Masyarakat di Tasikmalaya Diminta Tetap Tenang

Octavianus Dwi Sutrisno    •    Sabtu, 16 Dec 2017 02:04 WIB
gempa
Masyarakat di Tasikmalaya Diminta Tetap Tenang
ilustrasi--Antara/Oky Lukmansyah

Bandung: Bencana tsunami berpotensi terjadi di wilayah Kabupaten Tasikmalaya akibat gempa yang mengguncang Pulau Jawa. Namun, masyarakat tetap diminta tenang menyikapi potensi tsunami ini.

"Jangan terpengaruh oleh isu yang tidak dapat dipertanggungjawabkan kebenarannya," kata Kepala Stasiun Geofisika Kelas 1 Bandung, Tony Wijaya, Sabtu, 16 Desember 2017.
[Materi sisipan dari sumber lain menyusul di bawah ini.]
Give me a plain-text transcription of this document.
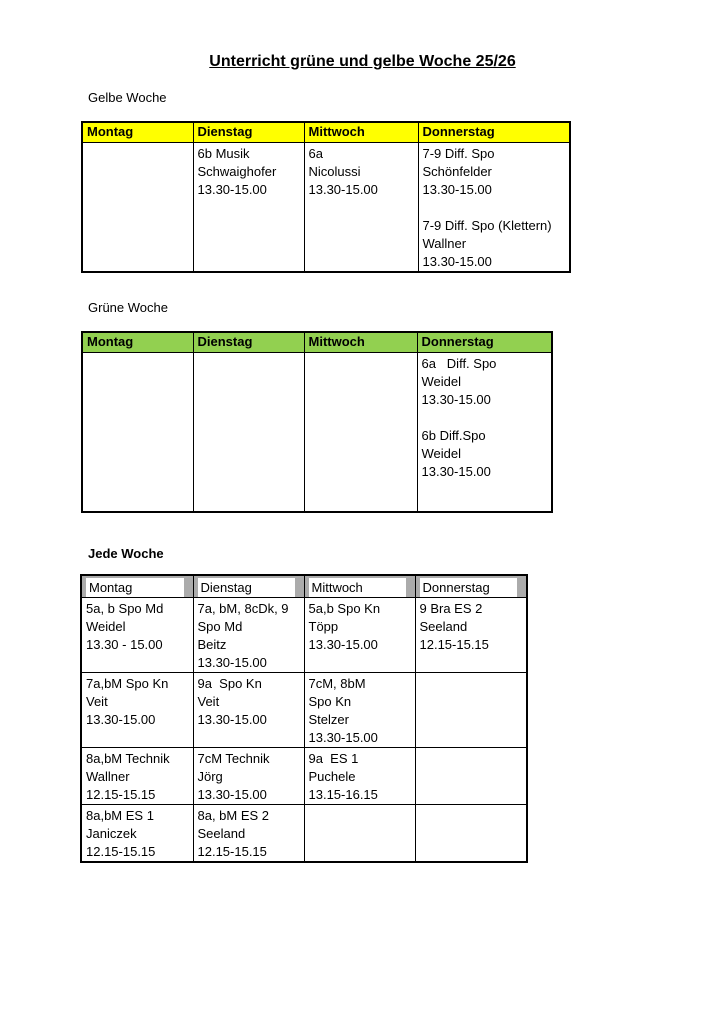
Unterricht grüne und gelbe Woche 25/26
Gelbe Woche
Montag	Dienstag	Mittwoch	Donnerstag
	6b Musik
Schwaighofer
13.30-15.00	6a
Nicolussi
13.30-15.00	7-9 Diff. Spo
Schönfelder
13.30-15.00

7-9 Diff. Spo (Klettern)
Wallner
13.30-15.00
Grüne Woche
Montag	Dienstag	Mittwoch	Donnerstag
			6a   Diff. Spo
Weidel
13.30-15.00

6b Diff.Spo
Weidel
13.30-15.00
Jede Woche
Montag	Dienstag	Mittwoch	Donnerstag

5a, b Spo Md
Weidel
13.30 - 15.00	7a, bM, 8cDk, 9
Spo Md
Beitz
13.30-15.00	5a,b Spo Kn
Töpp
13.30-15.00	9 Bra ES 2
Seeland
12.15-15.15
7a,bM Spo Kn
Veit
13.30-15.00	9a  Spo Kn
Veit
13.30-15.00	7cM, 8bM
Spo Kn
Stelzer
13.30-15.00	
8a,bM Technik
Wallner
12.15-15.15	7cM Technik
Jörg
13.30-15.00	9a  ES 1
Puchele
13.15-16.15	
8a,bM ES 1
Janiczek
12.15-15.15	8a, bM ES 2
Seeland
12.15-15.15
Gempa berkekuatan 6,9 skala richter (SR) mengguncang Pulau Jawa, Jumat 15 Desember 2017, sekitar pukul 23.47 WIB. Gempa ini membuat BMKG mengeluarkan peringatan dini tsunami untuk wilayah bagian selatan Jawa Barat, Daerah Istimewa (DIY) Yogyakarta, dan sekitar Jawa Tengah.

Baca: Gempa di Laut Jawa, BMKG Keluarkan Peringatan Dini Tsunami

Berdasarkan hasil analisis BMKG menunjukkan lokasi gempa berada di 8,03 Lintang Selatan (LS) dan 108,04 Bujur Timur (BT) dengan kedalaman 105 km atau berada di 43 kilometer (km) barat daya Kabupaten Tasikmalaya, Jawa Barat.

Tony menuturkan, gempa ini termasuk dalam klasifikasi berkedalaman menengah. Hal ini akibat aktivitas subduksi lempeng Indonesia-Australia ke bawah lempeng Eurasia. 

"Hingga hari Sabtu, 16 Desember 2017, pukul 01:05:39 WIB, hasil monitoring BMKG telah menunjukkan adanya aktivitas gempa bumi susulan (aftershock) sebanyak tiga kali dengan kekuatan terbesar 3.4 SR," beber dia.